Aging has been defined as the biological process by which the body changes throughout development, particularly as adulthood progresses. Aging is generally linked to a structural degradation which in turn implies capacity losses functional, with particular emphasis on those of adaptation and personal care.
There is currently no consensus in the scientific community around the specific nature and definition of aging. However, we can distinguish three types of aging: primary, secondary and tertiaryO. Each of these types encompasses different changes and is determined by specific causes.
Types of aging
The main types of aging are as follows.
1. Primary aging
When we talk about primary aging we are referring to a number of gradual and inevitable changes that happen in everyone as the years go by. Like other types of aging, it involves a deterioration in general functioning and the ability to adapt to the environment.
All non-pathological processes that occur due to age are classified as primary aging; this is why it is also called “normative aging”. It occurs throughout adulthood, although its effects are much more noticeable in old age, especially in people who are not in good health.
Some of the changes that make up this type of aging include menopause, weakening and graying of hair, decreased speed of cognitive processing, loss of strength, the gradual onset of sensory deficits or an altered sexual response.
The biological processes involved in primary aging alter physical functioning, but are also associated with psychological and social changes. The latter are more influenced by the context, although when we speak of interindividual variability, this type of aging intersects the secondary.
Causes of primary aging
The main theories on primary aging conceptualize it as a genetically preprogrammed process. Factors such as the limited regenerative capacity of cells and the progressive deterioration of the immune system have a key influence on this type of aging.
The theory of genetic programming asserts that with maturity, the genes that trigger aging are activated, and that of the pacemaker proposes that these changes are due to the hormonal imbalance produced by the “disconnection” of the body clock from the body. hypothalamus. According to the immune theory, in old age the immune system attacks the body.
Other perspectives argue that primary aging is a consequence of the build-up of damage in the body, and not of steadfast genetic factors. These assumptions, generally less accepted than genetic assumptions, are known as “non-genetic cell theories” or “random damage theories”.
The free radical theory, the most popular of this group, states that the release of free electrons resulting from the normal activity of the body causes cumulative damage to cell membranes and chromosomes.

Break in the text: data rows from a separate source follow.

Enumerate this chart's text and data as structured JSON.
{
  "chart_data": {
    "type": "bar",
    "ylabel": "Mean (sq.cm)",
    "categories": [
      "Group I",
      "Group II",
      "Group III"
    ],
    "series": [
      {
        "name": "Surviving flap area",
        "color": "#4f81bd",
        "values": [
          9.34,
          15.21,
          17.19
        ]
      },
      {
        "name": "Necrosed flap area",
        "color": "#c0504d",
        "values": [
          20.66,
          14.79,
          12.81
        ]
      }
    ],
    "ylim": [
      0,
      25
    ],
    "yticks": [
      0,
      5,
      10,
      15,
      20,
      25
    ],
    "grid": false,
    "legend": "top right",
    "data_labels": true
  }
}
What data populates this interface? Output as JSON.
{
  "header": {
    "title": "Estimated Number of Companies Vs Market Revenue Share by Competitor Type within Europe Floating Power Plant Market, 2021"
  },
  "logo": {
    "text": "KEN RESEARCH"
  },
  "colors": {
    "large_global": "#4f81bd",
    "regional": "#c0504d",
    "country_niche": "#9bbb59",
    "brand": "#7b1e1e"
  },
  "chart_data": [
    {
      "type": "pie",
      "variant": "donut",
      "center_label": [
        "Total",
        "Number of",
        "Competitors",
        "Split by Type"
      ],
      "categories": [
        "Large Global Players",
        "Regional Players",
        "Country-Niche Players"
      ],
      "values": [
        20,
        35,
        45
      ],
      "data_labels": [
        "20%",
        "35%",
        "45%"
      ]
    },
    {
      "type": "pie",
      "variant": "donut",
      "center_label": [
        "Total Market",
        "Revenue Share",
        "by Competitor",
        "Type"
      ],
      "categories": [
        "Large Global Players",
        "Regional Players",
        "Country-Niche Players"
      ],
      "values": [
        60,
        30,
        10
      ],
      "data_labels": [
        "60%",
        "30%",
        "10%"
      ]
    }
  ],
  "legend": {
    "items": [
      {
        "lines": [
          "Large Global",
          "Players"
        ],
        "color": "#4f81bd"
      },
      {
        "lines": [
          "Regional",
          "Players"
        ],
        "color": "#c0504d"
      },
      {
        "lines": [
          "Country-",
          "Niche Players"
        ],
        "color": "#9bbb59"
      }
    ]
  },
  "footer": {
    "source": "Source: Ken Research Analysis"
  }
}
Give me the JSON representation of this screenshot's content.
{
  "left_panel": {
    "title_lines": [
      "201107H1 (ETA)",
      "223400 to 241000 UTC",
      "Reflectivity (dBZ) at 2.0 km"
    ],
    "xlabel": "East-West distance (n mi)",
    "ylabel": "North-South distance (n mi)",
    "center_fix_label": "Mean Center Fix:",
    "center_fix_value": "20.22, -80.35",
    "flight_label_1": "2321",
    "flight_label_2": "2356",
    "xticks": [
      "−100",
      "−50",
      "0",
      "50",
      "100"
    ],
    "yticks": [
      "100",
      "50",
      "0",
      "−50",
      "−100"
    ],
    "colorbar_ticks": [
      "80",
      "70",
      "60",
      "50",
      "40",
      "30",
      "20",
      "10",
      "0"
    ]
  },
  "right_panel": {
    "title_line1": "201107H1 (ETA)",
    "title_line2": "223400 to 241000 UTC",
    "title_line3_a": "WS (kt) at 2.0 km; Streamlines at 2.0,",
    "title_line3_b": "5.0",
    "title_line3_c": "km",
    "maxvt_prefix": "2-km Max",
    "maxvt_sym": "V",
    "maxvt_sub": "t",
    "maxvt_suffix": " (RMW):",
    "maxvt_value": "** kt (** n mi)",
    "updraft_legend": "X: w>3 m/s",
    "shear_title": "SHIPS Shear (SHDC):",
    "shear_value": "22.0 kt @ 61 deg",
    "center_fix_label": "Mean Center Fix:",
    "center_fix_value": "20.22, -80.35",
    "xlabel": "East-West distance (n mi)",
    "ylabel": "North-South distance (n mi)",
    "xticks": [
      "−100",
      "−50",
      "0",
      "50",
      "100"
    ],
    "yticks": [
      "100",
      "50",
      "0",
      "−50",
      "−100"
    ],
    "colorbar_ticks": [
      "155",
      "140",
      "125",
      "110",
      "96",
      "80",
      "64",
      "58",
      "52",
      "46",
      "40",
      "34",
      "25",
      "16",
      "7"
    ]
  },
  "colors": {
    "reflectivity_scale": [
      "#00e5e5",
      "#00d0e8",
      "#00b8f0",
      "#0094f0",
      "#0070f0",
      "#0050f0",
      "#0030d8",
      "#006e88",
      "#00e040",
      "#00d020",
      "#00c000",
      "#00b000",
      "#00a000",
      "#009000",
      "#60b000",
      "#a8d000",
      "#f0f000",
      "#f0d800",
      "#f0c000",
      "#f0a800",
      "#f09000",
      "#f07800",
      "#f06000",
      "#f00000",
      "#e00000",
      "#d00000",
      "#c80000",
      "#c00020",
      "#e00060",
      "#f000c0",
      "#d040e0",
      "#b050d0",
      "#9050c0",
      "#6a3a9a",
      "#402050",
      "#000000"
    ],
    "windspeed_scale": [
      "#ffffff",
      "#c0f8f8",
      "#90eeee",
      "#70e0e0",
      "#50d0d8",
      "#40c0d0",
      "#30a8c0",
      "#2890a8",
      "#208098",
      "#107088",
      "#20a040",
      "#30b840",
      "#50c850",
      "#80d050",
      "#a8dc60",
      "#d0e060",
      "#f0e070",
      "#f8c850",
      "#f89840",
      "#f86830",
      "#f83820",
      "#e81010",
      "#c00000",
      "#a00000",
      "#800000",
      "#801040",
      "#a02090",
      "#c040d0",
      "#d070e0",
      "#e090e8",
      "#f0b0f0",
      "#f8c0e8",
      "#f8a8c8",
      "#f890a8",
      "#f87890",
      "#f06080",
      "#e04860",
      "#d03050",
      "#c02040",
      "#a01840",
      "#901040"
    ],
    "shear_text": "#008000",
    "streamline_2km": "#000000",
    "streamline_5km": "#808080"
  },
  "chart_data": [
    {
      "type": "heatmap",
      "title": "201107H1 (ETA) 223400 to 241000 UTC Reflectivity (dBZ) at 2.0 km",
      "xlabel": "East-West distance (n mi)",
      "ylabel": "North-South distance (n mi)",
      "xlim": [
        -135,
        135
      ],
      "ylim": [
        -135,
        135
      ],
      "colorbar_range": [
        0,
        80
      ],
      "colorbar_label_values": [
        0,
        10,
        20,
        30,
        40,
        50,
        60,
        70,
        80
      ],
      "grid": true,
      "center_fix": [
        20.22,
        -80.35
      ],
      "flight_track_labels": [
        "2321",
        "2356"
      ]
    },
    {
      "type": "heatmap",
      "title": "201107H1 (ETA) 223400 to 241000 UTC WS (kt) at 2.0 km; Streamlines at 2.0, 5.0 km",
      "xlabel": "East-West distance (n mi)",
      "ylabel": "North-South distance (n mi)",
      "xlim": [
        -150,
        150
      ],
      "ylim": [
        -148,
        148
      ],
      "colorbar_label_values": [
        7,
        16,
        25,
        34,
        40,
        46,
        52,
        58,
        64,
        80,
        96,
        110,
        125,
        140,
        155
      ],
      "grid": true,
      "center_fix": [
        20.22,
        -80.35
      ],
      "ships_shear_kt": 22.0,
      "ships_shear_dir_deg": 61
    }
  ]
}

Other close hypotheses attribute the deterioration to the spontaneous construction of harmful molecules, the inability of the body to protect itself indefinitely from harmful environmental influences, the accumulation of errors in protein synthesis (which would alter genetic transcription) or the normal effects of metabolism. .
2. Secondary aging
This type of aging consists of changes caused by behavioral and environmental factors, Foreign to natural biological processes. It is often argued that secondary aging can be avoided, avoided or reversed, but this is not always the case; the key characteristic is the non-universality of the processes that compose it.
The main factors that determine the intensity of secondary aging are state of health, lifestyle and environmental influences. Thus, suffering from diseases such as cardiovascular disorders, having an unhealthy diet, being sedentary, consuming tobacco, being directly exposed to the sun or breathing polluted air all promote this type of change.
Many physical and psychological deficits typical of old age can be viewed as a consequence of secondary aging, although they tend to be viewed as manifestations of primary; for example, pathological cognitive impairment and cancer become much more common as age progresses, but do not occur in all people.
3. Tertiary aging
The concept of tertiary aging refers to rapid losses that occur shortly before death. Although it affects the body at all levels, this type of aging is particularly noticeable in the cognitive and psychological domain; for example, in the last months or years of life, the personality tends to become destabilized.
In 1962, Kleemeier proposed the hypothesis of the “terminal drop”, which in English is called “terminal drop”. This author and some longitudinal research have suggested that as death approaches, cognitive abilities and adaptability deteriorate dramatically, leading to increased vulnerability.
Birren and Cunningham Cascade Aging Model proposes that the three types of aging interact with each other, so that their effects are mutually reinforcing. Thus, secondary aging causes an intensification of the effects of natural biological alterations, and these changes are even more marked at the end of life.